Courtney Barnett faced a challenge after her explosion into the mainstream a few years ago. Her winning formula of scattergun ramblings and comical anecdotes, laid like an unmade duvet over a bed of fast-paced alternative rock, seemed unlikely to sustain its captivating energy over another album.
On Tell Me How You Really Feel, her sophomore solo album, Barnett has found a way to retain the intelligence of her songwriting, while finding ways to innovate and explore new areas of her psyche. There's a noticeable lack of a clean-cut hit in the vein of Elevator Operator or Depreston from her debut Sometimes I Sit and Think, but there's many a meaty song to fall in love with, and I suspect many a listener will see themselves in Barnett's excavations of her most inner anxieties.
Anxiety is a theme that permeates much of the record in both subtle and obvious ways – most prominently, of course, with the playful Crippling Self Doubt and a General Lack of Self-Confidence, on which Barnett recognises her tendency to put others on a pedestal: "I never feel as stupid as when I'm around you". Overall, it's a much blacker record than her debut, starting right off with Hopefulessness, which rolls out of its own murky depths and morphs into a full-noise rock snarl.

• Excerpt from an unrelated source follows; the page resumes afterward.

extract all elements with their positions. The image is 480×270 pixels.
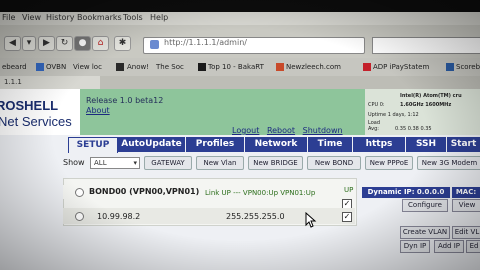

Barnett has always done darkness beautifully, but she retains some measured optimism on the record, such as on City Looks Pretty, which could reference her writer's block: "Wakin' up to another dismal day/You got a ways to go, you oughta be grateful". Nameless, Faceless, her most political song yet, puts an internet troll in his place: "He said, "I could eat a bowl of alphabet soup/And spit out better words than you/But you didn't."